The OR gate 6 outputs an address signal corresponding to a test pattern for the required W/R test of the test object shown in FIG. 2 (dl).

〔Effect of the invention〕

As explained above, according to the present invention, it is possible to test the test object by dividing it into blocks of an optimal arbitrary size with an extremely simple configuration, and as a result, the time required for testing the test object can be significantly shortened. It is expected to have economical effects and is extremely useful in practical terms.

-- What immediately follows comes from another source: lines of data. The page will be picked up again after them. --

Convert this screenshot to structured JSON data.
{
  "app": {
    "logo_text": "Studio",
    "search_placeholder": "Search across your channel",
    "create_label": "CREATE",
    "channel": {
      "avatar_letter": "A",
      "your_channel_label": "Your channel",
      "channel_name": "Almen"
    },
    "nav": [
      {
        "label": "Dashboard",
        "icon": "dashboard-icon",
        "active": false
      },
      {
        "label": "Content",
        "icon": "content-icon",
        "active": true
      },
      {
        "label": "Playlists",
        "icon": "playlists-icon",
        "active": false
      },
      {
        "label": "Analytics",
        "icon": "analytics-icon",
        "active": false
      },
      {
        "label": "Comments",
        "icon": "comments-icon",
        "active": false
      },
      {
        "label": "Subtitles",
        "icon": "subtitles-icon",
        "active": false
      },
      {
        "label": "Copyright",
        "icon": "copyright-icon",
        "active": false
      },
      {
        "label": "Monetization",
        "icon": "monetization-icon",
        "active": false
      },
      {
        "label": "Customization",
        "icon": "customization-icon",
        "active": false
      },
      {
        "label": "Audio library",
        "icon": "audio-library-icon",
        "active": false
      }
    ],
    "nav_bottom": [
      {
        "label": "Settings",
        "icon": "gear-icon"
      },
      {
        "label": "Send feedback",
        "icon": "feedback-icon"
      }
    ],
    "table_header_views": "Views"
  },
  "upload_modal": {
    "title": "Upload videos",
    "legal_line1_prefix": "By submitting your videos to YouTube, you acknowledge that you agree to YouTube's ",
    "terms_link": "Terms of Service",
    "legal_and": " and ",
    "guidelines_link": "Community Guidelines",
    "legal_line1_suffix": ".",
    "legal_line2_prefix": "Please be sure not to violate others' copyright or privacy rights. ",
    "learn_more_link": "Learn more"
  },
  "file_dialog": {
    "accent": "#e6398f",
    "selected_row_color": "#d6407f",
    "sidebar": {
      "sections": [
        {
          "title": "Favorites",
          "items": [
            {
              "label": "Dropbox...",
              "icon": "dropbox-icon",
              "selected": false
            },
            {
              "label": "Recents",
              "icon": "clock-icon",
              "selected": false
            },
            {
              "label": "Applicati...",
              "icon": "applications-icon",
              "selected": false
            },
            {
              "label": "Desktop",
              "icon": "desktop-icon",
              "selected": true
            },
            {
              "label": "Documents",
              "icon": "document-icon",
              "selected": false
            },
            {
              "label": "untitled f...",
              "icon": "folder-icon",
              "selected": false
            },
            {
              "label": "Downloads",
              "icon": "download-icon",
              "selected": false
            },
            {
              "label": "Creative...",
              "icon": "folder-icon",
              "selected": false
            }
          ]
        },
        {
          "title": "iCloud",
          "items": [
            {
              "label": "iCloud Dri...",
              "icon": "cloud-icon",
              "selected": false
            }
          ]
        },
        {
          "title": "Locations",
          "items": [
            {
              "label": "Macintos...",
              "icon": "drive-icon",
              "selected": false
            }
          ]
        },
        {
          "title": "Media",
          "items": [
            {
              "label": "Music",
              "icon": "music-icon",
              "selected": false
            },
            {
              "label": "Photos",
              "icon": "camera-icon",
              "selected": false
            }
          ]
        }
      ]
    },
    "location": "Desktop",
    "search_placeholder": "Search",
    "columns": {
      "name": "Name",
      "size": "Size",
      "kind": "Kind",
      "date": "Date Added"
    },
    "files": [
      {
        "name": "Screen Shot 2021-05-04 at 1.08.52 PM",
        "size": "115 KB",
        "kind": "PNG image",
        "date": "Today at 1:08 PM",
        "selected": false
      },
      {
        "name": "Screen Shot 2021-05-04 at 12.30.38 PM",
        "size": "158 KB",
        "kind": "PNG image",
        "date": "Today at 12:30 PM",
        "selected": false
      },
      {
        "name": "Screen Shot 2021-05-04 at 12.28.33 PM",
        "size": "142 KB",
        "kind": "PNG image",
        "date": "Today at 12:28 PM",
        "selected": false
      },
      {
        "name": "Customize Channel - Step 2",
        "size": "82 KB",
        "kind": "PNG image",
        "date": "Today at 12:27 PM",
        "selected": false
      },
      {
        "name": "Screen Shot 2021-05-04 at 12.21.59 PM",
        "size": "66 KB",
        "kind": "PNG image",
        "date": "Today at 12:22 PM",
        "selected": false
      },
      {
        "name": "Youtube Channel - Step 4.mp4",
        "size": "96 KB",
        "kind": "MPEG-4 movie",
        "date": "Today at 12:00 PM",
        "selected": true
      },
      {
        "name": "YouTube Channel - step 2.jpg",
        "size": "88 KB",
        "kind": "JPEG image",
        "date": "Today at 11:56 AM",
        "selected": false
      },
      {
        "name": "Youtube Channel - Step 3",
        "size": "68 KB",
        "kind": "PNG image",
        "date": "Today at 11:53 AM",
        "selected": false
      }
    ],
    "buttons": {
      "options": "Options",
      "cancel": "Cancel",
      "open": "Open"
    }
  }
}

[Brief explanation of drawings]

FIG. 1 is a block diagram illustrating a test address control method according to an embodiment of the present invention, FIG. 2 is a diagram illustrating test address control according to the present invention, and FIG. 3 is a block diagram illustrating a conventional test address control method. FIG. 4 is a diagram illustrating a conventional test object and its test pattern for W/R testing. In the figure, 1 is a calculation range address register, 2 is a control storage, 3 is an address calculation circuit, 3' is an intra-block address storage register, 4 is a non-operation address storage register, 4' is a block address storage register, and 5 is a block address storage register. Arithmetic address storage register; 6 is an OR gate; 7 is a test block; 8 is a memory chip; 21 is an address arithmetic circuit for the block; 22 is an address carry circuit for the block; Also published I information 10,000 formula book o, y7th 1st figure 2 figure city [vermilion test armpit atsushi city 1% method] ゛ low whistle
3 Figure (Q) (b)

Claims (1)

[Claims] An arithmetic range address register (1) for storing the number of test address digits, and an address for calculating an address value based on the value of the arithmetic range address register (1) and the address control signal of the control storage (2). an arithmetic circuit (3);
an arithmetic address storage register (5) that stores the arithmetic result; and a non-arithmetic address storage register (5) that extracts a non-arithmetic address digit from the output of the arithmetic range address register (1) and sets an arbitrary address value using an external control signal.
4) and an OR gate (6) that takes the logical sum of the output of the arithmetic address storage register (5) and the output of the non-arithmetic address storage register (4), and sets the number of digits of an arbitrary arithmetic range address to the arithmetic range. A test address characterized in that by setting in an address register (1), a calculation range address part and a non-calculation address part of a test address signal can be arbitrarily set in accordance with the address configuration of the object under test. control method.